PGA Tour Champions
David Toms gets emotional after first win in three years
David Toms hits a tee shot on the second hole during the final round of the Ascension Charity Classic.
A golf course with a pedigree that almost demands a quality winner received one in the PGA Tour Champions’ inaugural Ascension Charity Classic on Sunday, when a man with a PGA Championship and a U.S. Senior Open on his résumé prevailed.
David Toms, whose 13 PGA Tour victories include a PGA in 2001, defeated Dicky Pride on the first playoff hole at Norwood Hills Country Club in St. Louis, site of Ben Hogan’s 1948 PGA Championship victory, the second of his nine career majors.
It also was the site of the Greater St. Louis Golf Classic in 1972 and ’73, won by World Golf Hall of Famers Lee Trevino and Gene Littler. And to boot, another Hall of Famer, Kathy Whitworth, won three straight LPGA events there.
Toms shot a five-under-par 66 on Sunday to cap 10-under 203 total, a number that was matched when Pride made a 20-foot birdie putt on the 18th hole to send it to a playoff. Returning to the 18th, Toms won with a tap-in par, while Pride missed the green and left his 20-foot par putt an inch short.
“I still work hard. It’s tough,” an emotional Toms said in the wake of his first victory since winning the Senior Open in 2018. “Guys prepare every week. They play great. It means a lot, obviously. It means a lot. I felt good all week here. It felt like a PGA Tour event with the crowds and everything, the buildout.
“I was worried early in the week. The golf course was really soft and with the zoysia fairways it was playing crazy long. It just got faster and faster, and I started driving the ball really well. My speed was better today with the putter, too. I didn’t make everything, but I felt good over it, which is key for me.”

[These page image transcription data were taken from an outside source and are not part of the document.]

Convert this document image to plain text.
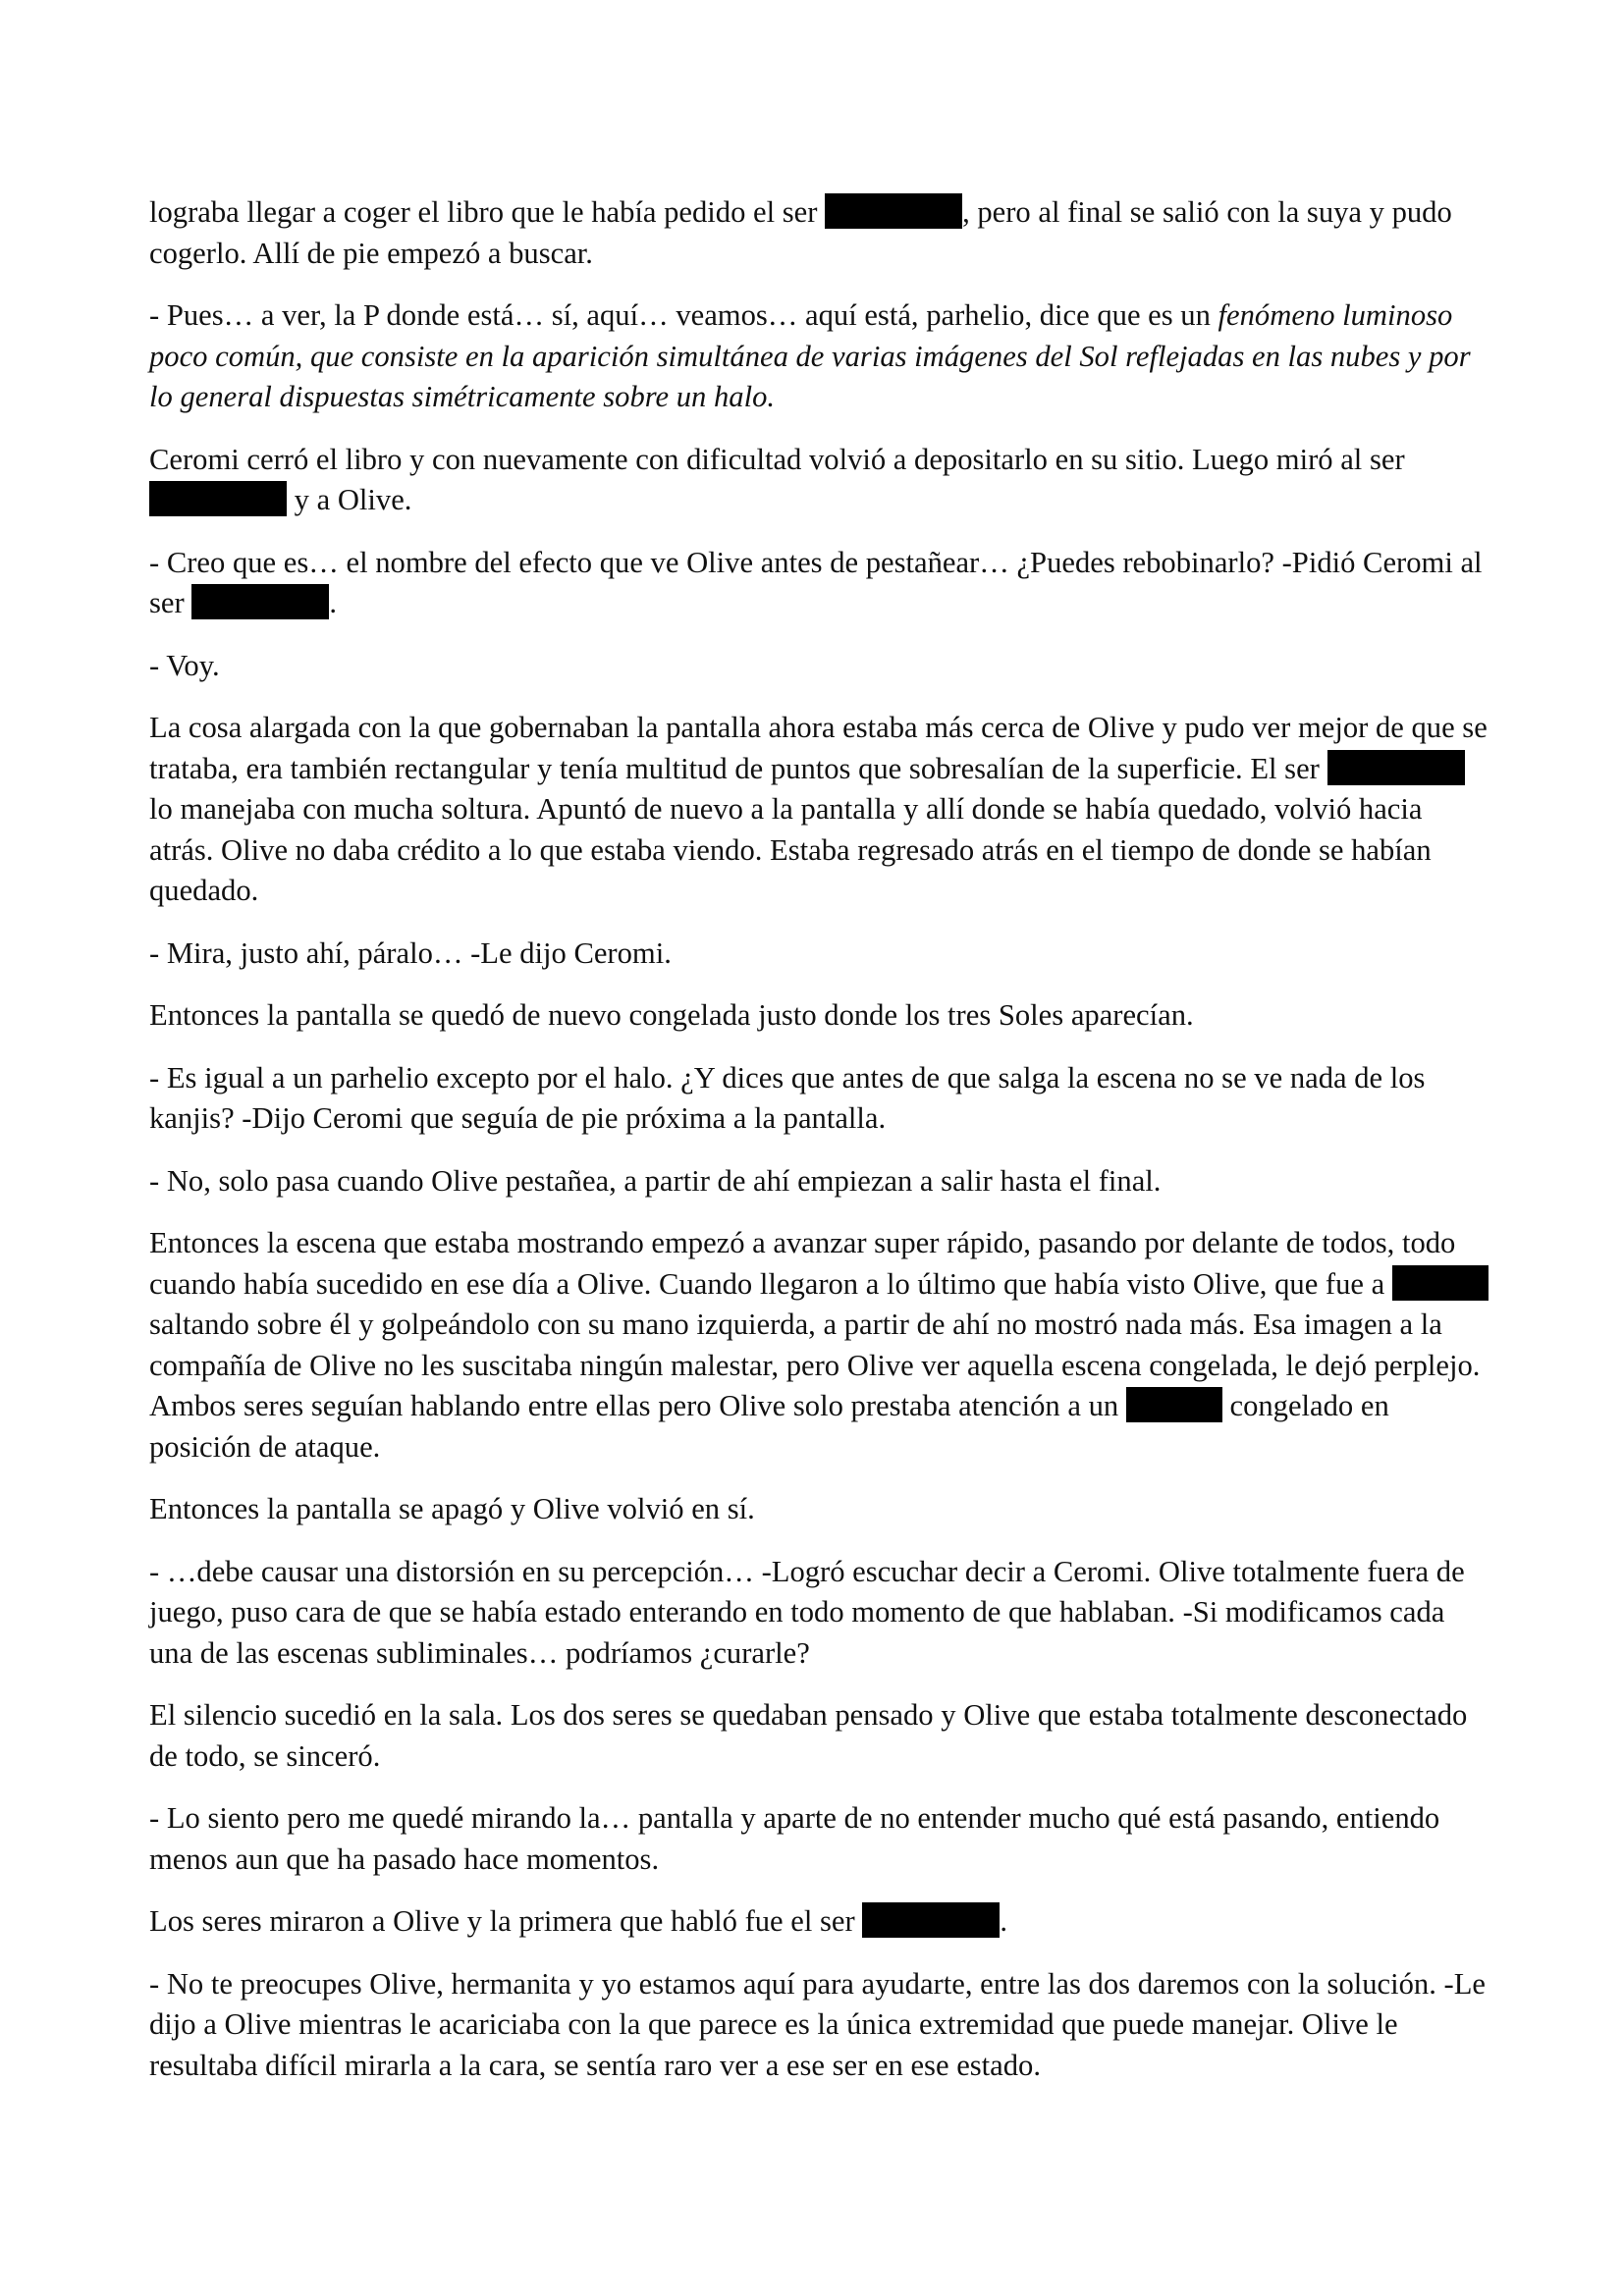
lograba llegar a coger el libro que le había pedido el ser	, pero al final se salió con la suya y pudo cogerlo. Allí de pie empezó a buscar.

- Pues… a ver, la P donde está… sí, aquí… veamos… aquí está, parhelio, dice que es un fenómeno luminoso poco común, que consiste en la aparición simultánea de varias imágenes del Sol reflejadas en las nubes y por lo general dispuestas simétricamente sobre un halo.

Ceromi cerró el libro y con nuevamente con dificultad volvió a depositarlo en su sitio. Luego miró al ser  y a Olive.

- Creo que es… el nombre del efecto que ve Olive antes de pestañear… ¿Puedes rebobinarlo? -Pidió Ceromi al ser	.

- Voy.

La cosa alargada con la que gobernaban la pantalla ahora estaba más cerca de Olive y pudo ver mejor de que se trataba, era también rectangular y tenía multitud de puntos que sobresalían de la superficie. El ser  lo manejaba con mucha soltura. Apuntó de nuevo a la pantalla y allí donde se había quedado, volvió hacia atrás. Olive no daba crédito a lo que estaba viendo. Estaba regresado atrás en el tiempo de donde se habían quedado.

- Mira, justo ahí, páralo… -Le dijo Ceromi.

Entonces la pantalla se quedó de nuevo congelada justo donde los tres Soles aparecían.

- Es igual a un parhelio excepto por el halo. ¿Y dices que antes de que salga la escena no se ve nada de los kanjis? -Dijo Ceromi que seguía de pie próxima a la pantalla.

- No, solo pasa cuando Olive pestañea, a partir de ahí empiezan a salir hasta el final.

Entonces la escena que estaba mostrando empezó a avanzar super rápido, pasando por delante de todos, todo cuando había sucedido en ese día a Olive. Cuando llegaron a lo último que había visto Olive, que fue a  saltando sobre él y golpeándolo con su mano izquierda, a partir de ahí no mostró nada más. Esa imagen a la compañía de Olive no les suscitaba ningún malestar, pero Olive ver aquella escena congelada, le dejó perplejo. Ambos seres seguían hablando entre ellas pero Olive solo prestaba atención a un	congelado en posición de ataque.

Entonces la pantalla se apagó y Olive volvió en sí.

- …debe causar una distorsión en su percepción… -Logró escuchar decir a Ceromi. Olive totalmente fuera de juego, puso cara de que se había estado enterando en todo momento de que hablaban. -Si modificamos cada una de las escenas subliminales… podríamos ¿curarle?

El silencio sucedió en la sala. Los dos seres se quedaban pensado y Olive que estaba totalmente desconectado de todo, se sinceró.

- Lo siento pero me quedé mirando la… pantalla y aparte de no entender mucho qué está pasando, entiendo menos aun que ha pasado hace momentos.

Los seres miraron a Olive y la primera que habló fue el ser	.

- No te preocupes Olive, hermanita y yo estamos aquí para ayudarte, entre las dos daremos con la solución. -Le dijo a Olive mientras le acariciaba con la que parece es la única extremidad que puede manejar. Olive le resultaba difícil mirarla a la cara, se sentía raro ver a ese ser en ese estado.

Toms emerged from a leader-board logjam with birdies at 12 and 13 to get to 10 under and a one-stroke lead that held up until Pride pulled even on the last hole of regulation. A PGA Tour Champions rookie at 52, Pride already has a victory on his record, at the Mitsubishi Electric Classic in May.

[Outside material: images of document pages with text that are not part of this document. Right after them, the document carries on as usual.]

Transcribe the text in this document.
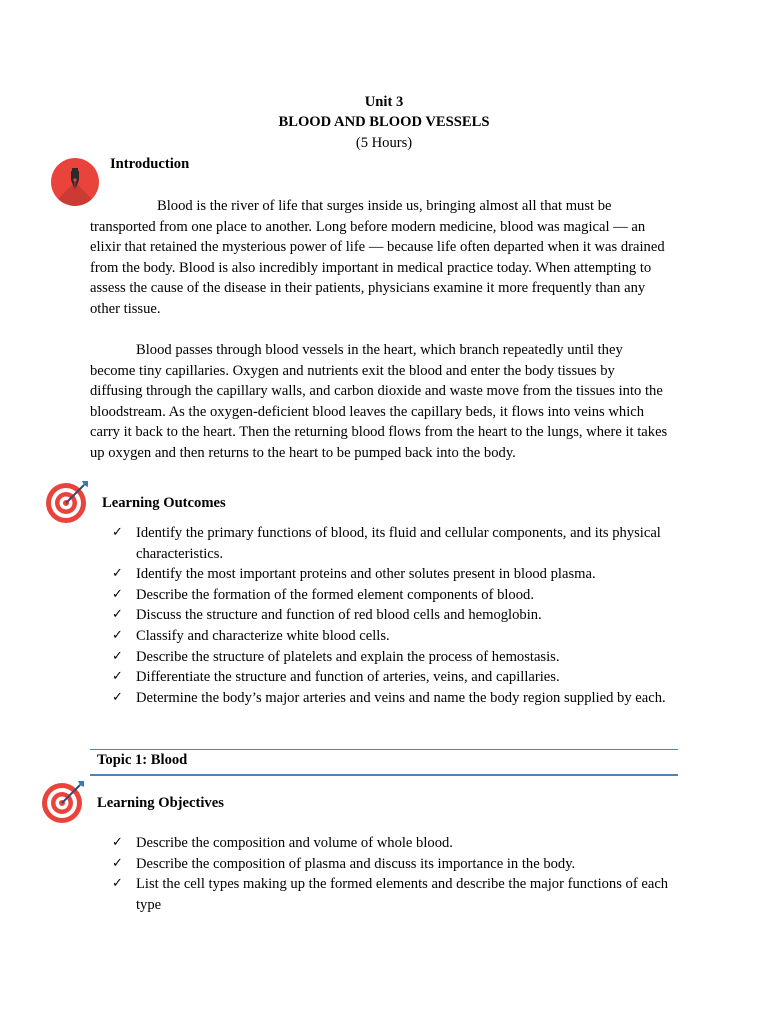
Unit 3
BLOOD AND BLOOD VESSELS
(5 Hours)
Introduction

Blood is the river of life that surges inside us, bringing almost all that must be transported from one place to another. Long before modern medicine, blood was magical — an elixir that retained the mysterious power of life — because life often departed when it was drained from the body. Blood is also incredibly important in medical practice today. When attempting to assess the cause of the disease in their patients, physicians examine it more frequently than any other tissue.

Blood passes through blood vessels in the heart, which branch repeatedly until they become tiny capillaries. Oxygen and nutrients exit the blood and enter the body tissues by diffusing through the capillary walls, and carbon dioxide and waste move from the tissues into the bloodstream. As the oxygen-deficient blood leaves the capillary beds, it flows into veins which carry it back to the heart. Then the returning blood flows from the heart to the lungs, where it takes up oxygen and then returns to the heart to be pumped back into the body.

Learning Outcomes
✓ Identify the primary functions of blood, its fluid and cellular components, and its physical characteristics.
✓ Identify the most important proteins and other solutes present in blood plasma.
✓ Describe the formation of the formed element components of blood.
✓ Discuss the structure and function of red blood cells and hemoglobin.
✓ Classify and characterize white blood cells.
✓ Describe the structure of platelets and explain the process of hemostasis.
✓ Differentiate the structure and function of arteries, veins, and capillaries.
✓ Determine the body’s major arteries and veins and name the body region supplied by each.
Topic 1: Blood
Learning Objectives
✓ Describe the composition and volume of whole blood.
✓ Describe the composition of plasma and discuss its importance in the body.
✓ List the cell types making up the formed elements and describe the major functions of each type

“It was a good week, but it was a bad playoff,” Pride said.
The good-week sentiment was widely shared. A course awash in history was rewarded with a strong winner as well as a remarkable performance from St. Louis native Jay Haas, who at 67 shot his age by holing a 15-foot birdie putt at 18.

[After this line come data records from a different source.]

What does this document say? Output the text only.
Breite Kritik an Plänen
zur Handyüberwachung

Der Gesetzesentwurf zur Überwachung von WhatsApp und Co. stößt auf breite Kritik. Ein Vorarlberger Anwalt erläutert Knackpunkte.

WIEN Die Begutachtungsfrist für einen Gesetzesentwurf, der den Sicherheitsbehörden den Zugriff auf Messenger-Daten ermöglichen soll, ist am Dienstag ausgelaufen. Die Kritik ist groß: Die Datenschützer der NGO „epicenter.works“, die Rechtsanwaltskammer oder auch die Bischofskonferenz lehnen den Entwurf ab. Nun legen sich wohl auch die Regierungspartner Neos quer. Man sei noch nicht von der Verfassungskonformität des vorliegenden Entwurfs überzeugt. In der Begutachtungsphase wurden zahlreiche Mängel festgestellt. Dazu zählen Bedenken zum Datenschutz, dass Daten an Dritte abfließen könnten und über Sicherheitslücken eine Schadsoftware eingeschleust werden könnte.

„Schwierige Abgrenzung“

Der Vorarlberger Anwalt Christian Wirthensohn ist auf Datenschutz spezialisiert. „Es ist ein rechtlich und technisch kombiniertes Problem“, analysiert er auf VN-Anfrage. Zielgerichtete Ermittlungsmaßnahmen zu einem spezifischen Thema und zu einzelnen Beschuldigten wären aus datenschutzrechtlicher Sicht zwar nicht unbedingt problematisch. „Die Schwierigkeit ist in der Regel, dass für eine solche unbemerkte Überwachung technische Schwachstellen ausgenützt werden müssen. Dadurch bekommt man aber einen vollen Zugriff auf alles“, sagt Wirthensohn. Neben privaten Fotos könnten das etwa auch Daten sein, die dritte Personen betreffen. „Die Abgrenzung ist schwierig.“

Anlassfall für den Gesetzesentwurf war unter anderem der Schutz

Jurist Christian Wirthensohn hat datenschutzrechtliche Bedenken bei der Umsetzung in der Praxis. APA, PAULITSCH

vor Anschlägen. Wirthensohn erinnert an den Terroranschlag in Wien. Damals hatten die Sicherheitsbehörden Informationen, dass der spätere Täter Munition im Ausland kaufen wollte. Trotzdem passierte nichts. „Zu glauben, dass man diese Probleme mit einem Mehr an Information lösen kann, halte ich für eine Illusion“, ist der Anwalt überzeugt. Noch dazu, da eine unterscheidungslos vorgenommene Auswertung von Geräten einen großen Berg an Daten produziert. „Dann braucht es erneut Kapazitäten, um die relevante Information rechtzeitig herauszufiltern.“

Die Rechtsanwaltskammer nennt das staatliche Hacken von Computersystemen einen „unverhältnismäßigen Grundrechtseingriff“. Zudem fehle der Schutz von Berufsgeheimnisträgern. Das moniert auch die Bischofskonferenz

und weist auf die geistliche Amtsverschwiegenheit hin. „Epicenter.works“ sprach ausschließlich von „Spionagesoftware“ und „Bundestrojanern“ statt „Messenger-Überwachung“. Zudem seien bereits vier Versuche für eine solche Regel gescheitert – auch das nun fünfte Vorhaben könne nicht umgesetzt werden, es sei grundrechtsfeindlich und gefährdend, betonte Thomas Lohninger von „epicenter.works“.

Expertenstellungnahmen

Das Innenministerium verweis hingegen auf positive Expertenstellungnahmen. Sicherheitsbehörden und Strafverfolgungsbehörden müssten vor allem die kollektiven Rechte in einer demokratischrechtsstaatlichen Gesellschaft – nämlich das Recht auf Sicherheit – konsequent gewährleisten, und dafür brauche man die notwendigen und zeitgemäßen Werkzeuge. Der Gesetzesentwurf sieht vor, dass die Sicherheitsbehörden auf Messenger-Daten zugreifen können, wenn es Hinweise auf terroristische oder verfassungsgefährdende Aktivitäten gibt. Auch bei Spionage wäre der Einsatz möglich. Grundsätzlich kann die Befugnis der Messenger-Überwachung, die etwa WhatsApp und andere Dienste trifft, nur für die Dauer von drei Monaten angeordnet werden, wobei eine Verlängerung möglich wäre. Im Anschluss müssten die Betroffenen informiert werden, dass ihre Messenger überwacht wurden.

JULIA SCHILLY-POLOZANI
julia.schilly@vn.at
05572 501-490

“That's a pretty cool way to finish off the week,” said Haas, who finished one shot out of the playoff in a tie for third with Woody Austin. “I'm pleased. It's such an easy place to play. Airport's right here, hotels, baseball games, fans are great. There's so many positives here in St. Louis.. I told somebody I wish it was 15 years earlier when I was a little more in my prime, but I'll be back next year. So hopefully this is a long-running event.”